Short Stack Volume 1

Written by Shawn Gabborin (with a few others)
Illustrated by Various Artists
Angry Gnome Comics

Angry Gnome is one of the best names I've seen for a small press company. The logo is pretty cool, too. I admit the name caught my eye and made me stop by the table to see what they had to offer. The primary answer was this anthology collection, written by Angry Gnome founder Shawn Gabborin with illustrations by a plethora of artists.

As is obvious from this cover, Short Stack is a horror anthology, which means picking it up wasn't exactly a difficult decision for me, made easier by the entry-level friendly price for a trade paperback. The basic concept is that Gabborin tries to do all sorts of two-page horror stories, with a "gotcha" ending that attempts to take a familiar premise and give it some twist that the reader isn't expecting.
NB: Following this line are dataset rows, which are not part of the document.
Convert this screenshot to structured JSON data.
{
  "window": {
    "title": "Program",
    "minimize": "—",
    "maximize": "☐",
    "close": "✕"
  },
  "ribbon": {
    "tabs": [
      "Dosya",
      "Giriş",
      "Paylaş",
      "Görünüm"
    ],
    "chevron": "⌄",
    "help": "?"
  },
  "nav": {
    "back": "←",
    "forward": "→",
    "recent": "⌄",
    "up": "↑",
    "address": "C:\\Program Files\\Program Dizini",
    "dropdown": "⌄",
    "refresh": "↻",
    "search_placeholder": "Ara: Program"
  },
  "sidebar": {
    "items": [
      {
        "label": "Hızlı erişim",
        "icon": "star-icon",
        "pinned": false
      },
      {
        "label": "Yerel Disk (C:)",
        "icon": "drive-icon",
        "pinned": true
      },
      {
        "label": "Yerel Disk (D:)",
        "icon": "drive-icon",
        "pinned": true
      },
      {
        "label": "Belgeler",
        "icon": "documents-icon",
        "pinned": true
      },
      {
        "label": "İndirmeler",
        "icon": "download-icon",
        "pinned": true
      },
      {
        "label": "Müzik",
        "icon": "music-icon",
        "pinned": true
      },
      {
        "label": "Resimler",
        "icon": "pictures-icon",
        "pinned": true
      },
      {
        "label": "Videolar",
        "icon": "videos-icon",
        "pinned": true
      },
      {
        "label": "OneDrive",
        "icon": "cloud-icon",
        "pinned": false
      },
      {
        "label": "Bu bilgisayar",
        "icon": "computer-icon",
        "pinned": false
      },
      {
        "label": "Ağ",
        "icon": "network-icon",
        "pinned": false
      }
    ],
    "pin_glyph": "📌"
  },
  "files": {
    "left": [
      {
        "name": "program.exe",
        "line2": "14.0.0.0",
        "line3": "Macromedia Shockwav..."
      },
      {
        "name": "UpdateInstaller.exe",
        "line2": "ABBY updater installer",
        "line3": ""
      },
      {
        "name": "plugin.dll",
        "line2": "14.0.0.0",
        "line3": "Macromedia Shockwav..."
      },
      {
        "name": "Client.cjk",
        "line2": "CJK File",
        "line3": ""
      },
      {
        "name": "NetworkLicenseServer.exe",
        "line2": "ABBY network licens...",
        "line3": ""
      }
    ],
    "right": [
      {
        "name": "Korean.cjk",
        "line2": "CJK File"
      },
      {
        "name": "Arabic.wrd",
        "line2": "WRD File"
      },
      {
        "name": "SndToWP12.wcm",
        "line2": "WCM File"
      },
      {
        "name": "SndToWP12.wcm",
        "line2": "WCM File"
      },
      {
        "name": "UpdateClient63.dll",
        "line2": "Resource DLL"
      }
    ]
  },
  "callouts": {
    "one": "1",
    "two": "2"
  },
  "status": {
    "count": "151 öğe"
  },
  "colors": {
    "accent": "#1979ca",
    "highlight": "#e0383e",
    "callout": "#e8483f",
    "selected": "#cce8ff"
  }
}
Kind of like speed dating through the Twilight Zone.

The stories themselves show a remarkable variety of ideas from Gabborin. There's everything from revenge plots to aliens to zombies to vampires to the general cruelty of the twisted human mind. Some characters are obsessed with hate, others kill out of misplaced love. We've got monster hunters and serial killers mixed in with some fantasies and delusions. No two stories are exactly alike, and no story is more than two pages. Aided by the wide variety of artists, this collection flows nicely, without feeling repetitious despite the common theme and quick resolutions.

Not every story is a winner, but that's to be expected with an anthology comic, even if it shares a common writer. The stories tend to get stronger as the anthology progresses, in my opinion, with the best story by far being Smith. Gabborin packs so much into that two page story, giving a lot of psychological depth with probably less than 200 words and good camera angles from Anna Fitzpatrick. Other favorites included Insuronce upon a Time (which shows not even fantasy companies want to pay claims), Slumber Party (so much for dying in your underwear!), Equal Trade (which gives us a rather angry gnome...), and the extremely poignant Making Room.

There were plenty of others that I liked, and only a few that just didn't quite go anywhere. Most of those were just too straightforward or had artwork that was sub-par. When you're looking at over 50 stories, however, the ratio is pretty good. Gabborin does a good job of matching the story to the artist, with only a few cases where I think the two don't link up very well.

Short Stack is a throwback to the days of pre-code comics with a host of collaborations that while not always being perfect show a level of enthusiasm that a lot of other comics can't match. This is clearly a labor of love for Gabborin and company and it shows. It's extremely difficult to tell a story in only two pages, as I've mentioned in other reviews, and I think Gabborin does a great job of managing the task, especially as this collection goes along. If you're a horror fan, this is definitely worth looking up. It may be short in stature, but not in quality.